アジア象と象を守る人々の物語を通して自然、動物、人のつながりを見直す映画の制作

アジア象と象を守る人々の物語を通して自然、動物、人のつながりを見直す映画の制作
コロナ禍で観光客が消えたタイ。象の観光施設は閉鎖が続き約3700頭の象が飢餓や病気で苦しんでいる。タイの観光を支える象は苦難の運命を生きてきた。その象たちを懸命に守る人々がいる。言葉をもたない「エレファントの叫び」に耳を傾け、象と人間の物語をドキュメントすることで自然、動物、人のつながりを見直す。

の保護活動を始め、タイ国内の象観光関係者から大反発を受けつつも海外から支援を得て象のために闘い続けてきたレックさん。(Photo:Save Elephant Foundation)

北タイ山間部の谷間に広がる100ヘクタールのエレファント・ネーチャーパーク。2009年、私たちが最初に訪ねた時、ケガや高齢で観光現場から救助保護された象が30頭ほど暮らしていた。

2009年、レックさんのオフィスで見た子象の調教映像はあまりに残酷で衝撃的でした。以来、私たちは観光業で働くアジア象の問題や彼女の活動に注目し始めます。同じ頃、日本では絵を描くチェンマイの象がテレビやCMで紹介されて話題を呼んでいました。チェンマイに暮らす私たちが知った象の苦難と、鼻に筆を持たされて絵を描く象の姿は表裏一体なのに、それを知る人は少ないという日本の現実…。日本人として一体何ができるのか…。私たちの中でそんな問いかけが始まりますが、当時はまだ漠然としたものでした。

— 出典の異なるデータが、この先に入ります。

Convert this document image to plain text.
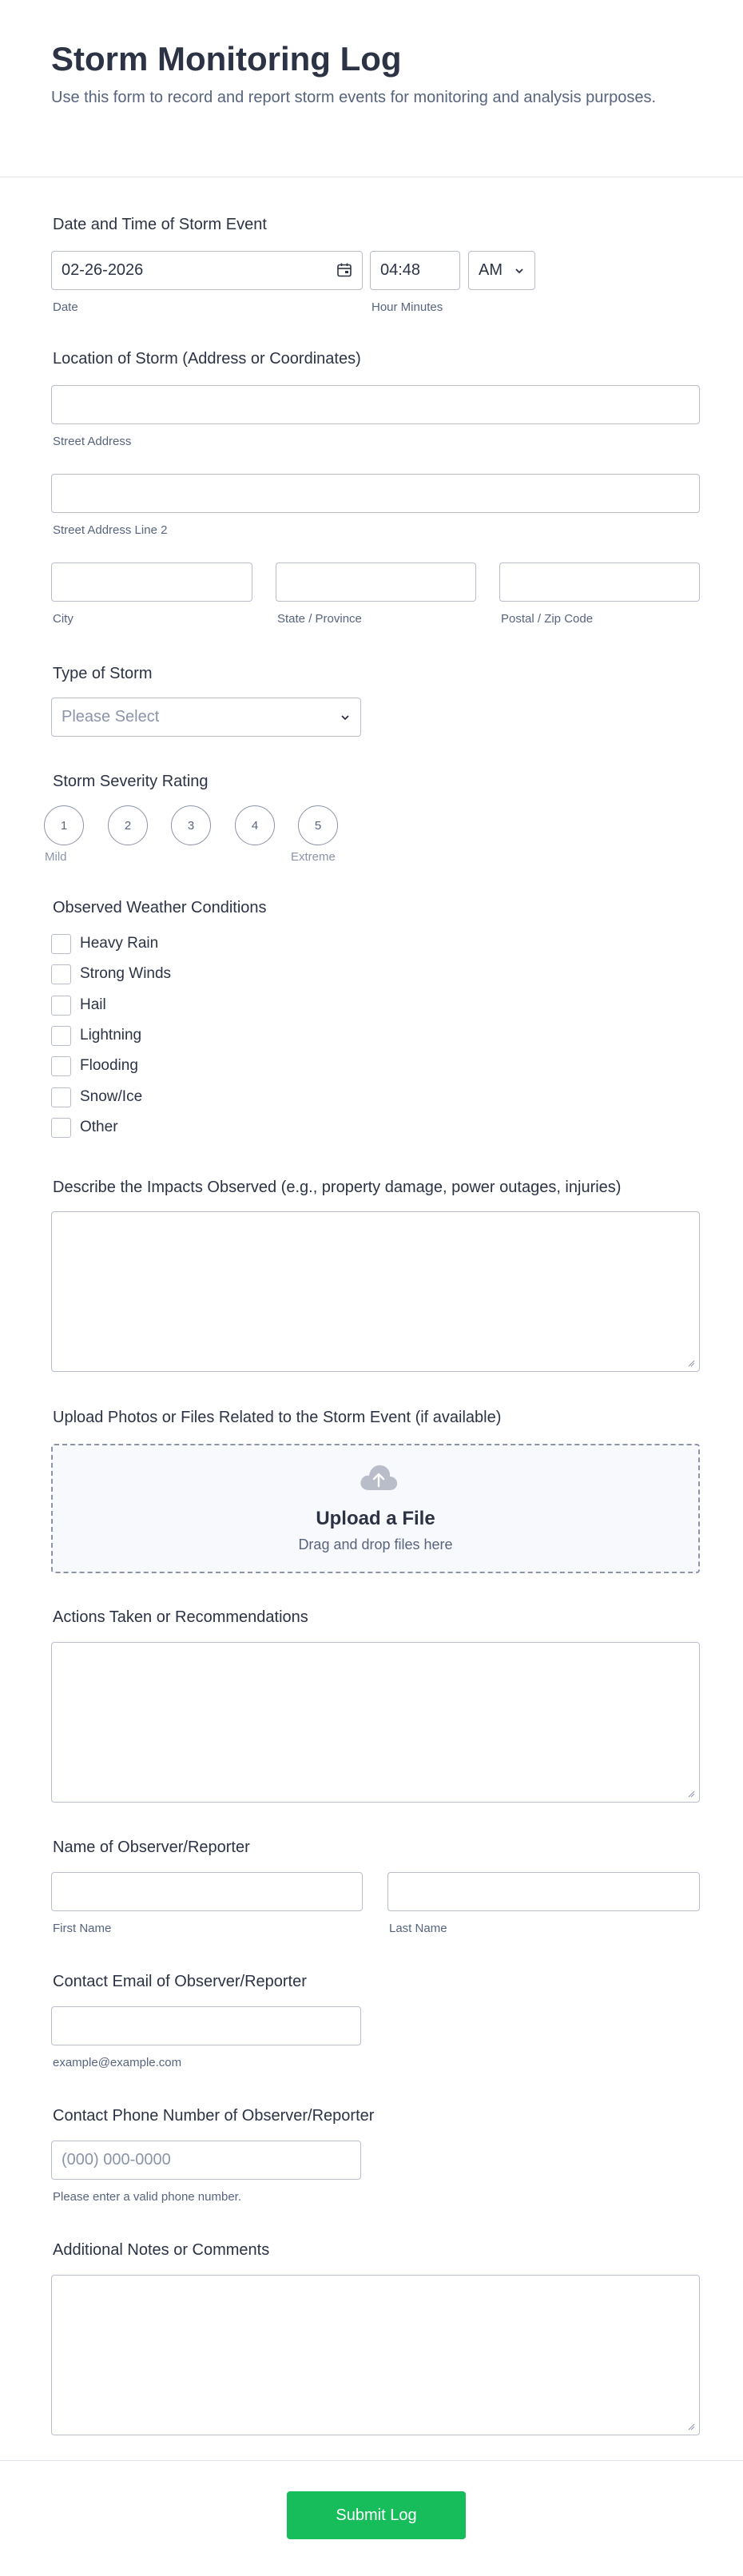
Storm Monitoring Log
Use this form to record and report storm events for monitoring and analysis purposes.
Date and Time of Storm Event
02-26-2026
Date
04:48	Hour Minutes
AM
Location of Storm (Address or Coordinates)
Street Address
Street Address Line 2
City	State / Province	Postal / Zip Code
Type of Storm
Please Select
Storm Severity Rating
1	2	3	4	5
Mild	Extreme
Observed Weather Conditions
Heavy Rain
Strong Winds
Hail
Lightning
Flooding
Snow/Ice
Other
Describe the Impacts Observed (e.g., property damage, power outages, injuries)
Upload Photos or Files Related to the Storm Event (if available)
Upload a File
Drag and drop files here
Actions Taken or Recommendations
Name of Observer/Reporter
First Name	Last Name
Contact Email of Observer/Reporter
example@example.com
Contact Phone Number of Observer/Reporter
(000) 000-0000
Please enter a valid phone number.
Additional Notes or Comments
Submit Log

エレファントキャンプ(象観光施設)で鎖に繋がれた生後2ヶ月の子象。母象も係留されていた。

動物保護やアニマルウェルフェア(動物福祉)の意識が広がる欧米を中心に近年、動物園、サーカス、動物ショーのあり方が問題視されています。そんな中、日本の動物園や水族館も今、転換期を迎えています。親子の絆が強く、群れで暮らすのが象の本来の姿です。しかし観光ビジネスのために母子が引き離され、過酷な訓練を受け、観光の「仕事」を終えると鎖で繋がれるアジア象たち…。タイの象乗りやショーも海外のメディアから長年、批判されてきました。その結果、タイでは象に乗らずにその生態をゆっくり観察する新しい観光スタイルが4、5年前から増え始めています。そうした動きを20年かけて醸成してきたのが動物保護活動家のレックさんです。

象の自然な姿を観察できる小さな保護施設「カレン・エレファントホーム」の兄弟象、クンムン(左)と弟のドド。クンムンは子象時代に曲芸で働き、実は日本の象の映画にも出演した。

コロナ禍で病気や飢餓に苦しむ3700頭のアジア象たち

苦難の道を生きてきた象たちを今、さらに苦しめているのが新型コロナの影響です。観光収入を失ったエレファントキャンプ(象観光施設)の大半が、2021年10月現在も閉鎖されたままです。政府からの援助はほとんどなく、象の飼育師たちも失業状態が続いています。3700頭余りと推定される「観光象」の多くが鎖で繋がれ、十分な餌やケアもなく飢餓や病気で苦しんでいます。国内外の複数の団体がアジア象の支援に動いており、レックさんが創設したセーブエレファント財団も保護活動の先頭を走っています。自分が代表を務めるエレファント・ネーチャーパークも打撃を受けているにもかかわらず、彼女はセーブエレファント財団を通じて海外、国内から寄付を集めて物販や啓蒙活動も展開し、タイ各地の象や飼育師の支援に乗り出します。2020年4月から2021年10月まで同財団がエレファント・ネーチャーパークに搬送保護した象は70頭、餌や援助金で支援した象は1899頭、飼育師は1601人に上ります。

閉鎖の続くエレファントキャンプでは飼育師も失職、離職し、象の飼育管理状況も悪化している。象たちは運動量も餌の量も限定され、死亡するケースも少なくない。

この子は2歳で母象と引き離され曲芸を仕込まれた。同じ施設内の母象に引き合わせても、お互いに親子だともう認識できないという。1日数時間散歩できるが、残りはずっと鎖に繋がれたままだ。